Sunday, December 2, 2018

Thanks, now go away

            “Just write something,” Tim proclaimed.  This profound bit of advice was all he could offer to my disarray.  I was tempted to respond with the expected dismissiveness, but I realized he actually thought that was useful.  Like I’d never just sat down and wrote.

            Maybe he was right.  Nonetheless, it was dumb advice.  Like telling a cancer patient to “quit being sick” or a depressed person to “just cheer up.”  And yet, people continue to offer this sort of advice to one another, not for the sake of actually solving problems, but to just cap it off and move on to some other, less esoteric topic.  One cannot just pull art out of oneself as a dentist extracts a molar.  There has to be some goal, some truth, which compels it to leave the infinite interior of the soul and onto the language-restricted lines of the page.

            Why do that to a message?  The English language may be vast, but compared to infinity it’s just chicken scratch.  Lest you imagine this is an excuse in the making for not writing anything at all, I consider it an amusing challenge to take the universe and stuff it into a pocket.  And for writing’s sake alone, it can remain in my files forever untouched, or tossed into the trash, and the universe continues to unfold without a flinch.  A slant is placed on the product, however, when one writes for the sake of others.  When I write to entertain, do I approach with my own unfiltered voice, or with an approach I imagine appeals to a wider audience?  Is writing for others as much of a compromise as it is to write anything at all with the limits of language?

            We may read the biographies and writing tips from published, respected authors.  We hear them break down their methods, we hear their tips about going from a blank page to a best seller list placement.  They must know better than us, right?  Well, they have at least reached their goals and perhaps sit in a better place to advise than ourselves.  What seems consistent among them all is to read more.  And to write, always.

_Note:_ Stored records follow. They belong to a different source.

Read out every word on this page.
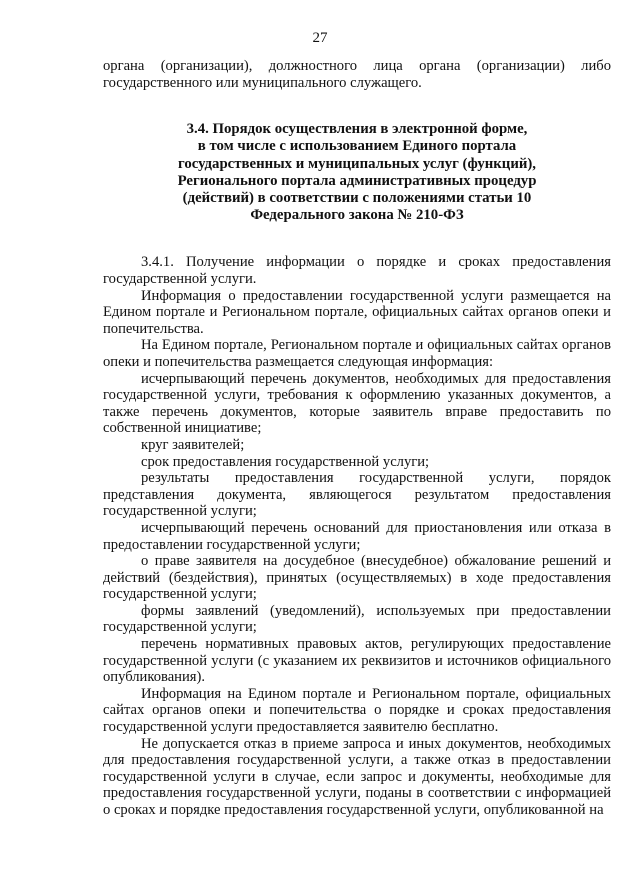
27

органа (организации), должностного лица органа (организации) либо государственного или муниципального служащего.

3.4. Порядок осуществления в электронной форме,
в том числе с использованием Единого портала
государственных и муниципальных услуг (функций),
Регионального портала административных процедур
(действий) в соответствии с положениями статьи 10
Федерального закона № 210-ФЗ

3.4.1. Получение информации о порядке и сроках предоставления государственной услуги.

Информация о предоставлении государственной услуги размещается на Едином портале и Региональном портале, официальных сайтах органов опеки и попечительства.

На Едином портале, Региональном портале и официальных сайтах органов опеки и попечительства размещается следующая информация:

исчерпывающий перечень документов, необходимых для предоставления государственной услуги, требования к оформлению указанных документов, а также перечень документов, которые заявитель вправе предоставить по собственной инициативе;

круг заявителей;

срок предоставления государственной услуги;

результаты предоставления государственной услуги, порядок представления документа, являющегося результатом предоставления государственной услуги;

исчерпывающий перечень оснований для приостановления или отказа в предоставлении государственной услуги;

о праве заявителя на досудебное (внесудебное) обжалование решений и действий (бездействия), принятых (осуществляемых) в ходе предоставления государственной услуги;

формы заявлений (уведомлений), используемых при предоставлении государственной услуги;

перечень нормативных правовых актов, регулирующих предоставление государственной услуги (с указанием их реквизитов и источников официального опубликования).

Информация на Едином портале и Региональном портале, официальных сайтах органов опеки и попечительства о порядке и сроках предоставления государственной услуги предоставляется заявителю бесплатно.

Не допускается отказ в приеме запроса и иных документов, необходимых для предоставления государственной услуги, а также отказ в предоставлении государственной услуги в случае, если запрос и документы, необходимые для предоставления государственной услуги, поданы в соответствии с информацией о сроках и порядке предоставления государственной услуги, опубликованной на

            So, Tim’s advice, coming from a non-writer, is both frustrating and correct.  And instead of writing, I spend most of that time just mentally listing all the reasons I can’t write.  I get all kinds of household chores done that I didn’t want to touch otherwise.  I get lots of television watching in.  Curiously, I find the time to advise my writer friend to “just write”.

            The years I spent feeling very inferior to my own life experience like to butt in, and while I appreciate their motive – to keep me from failing at my writing attempt – I have to thank them for accompanying me on the journey… and to leave, for good.  I no longer require their misguided protection.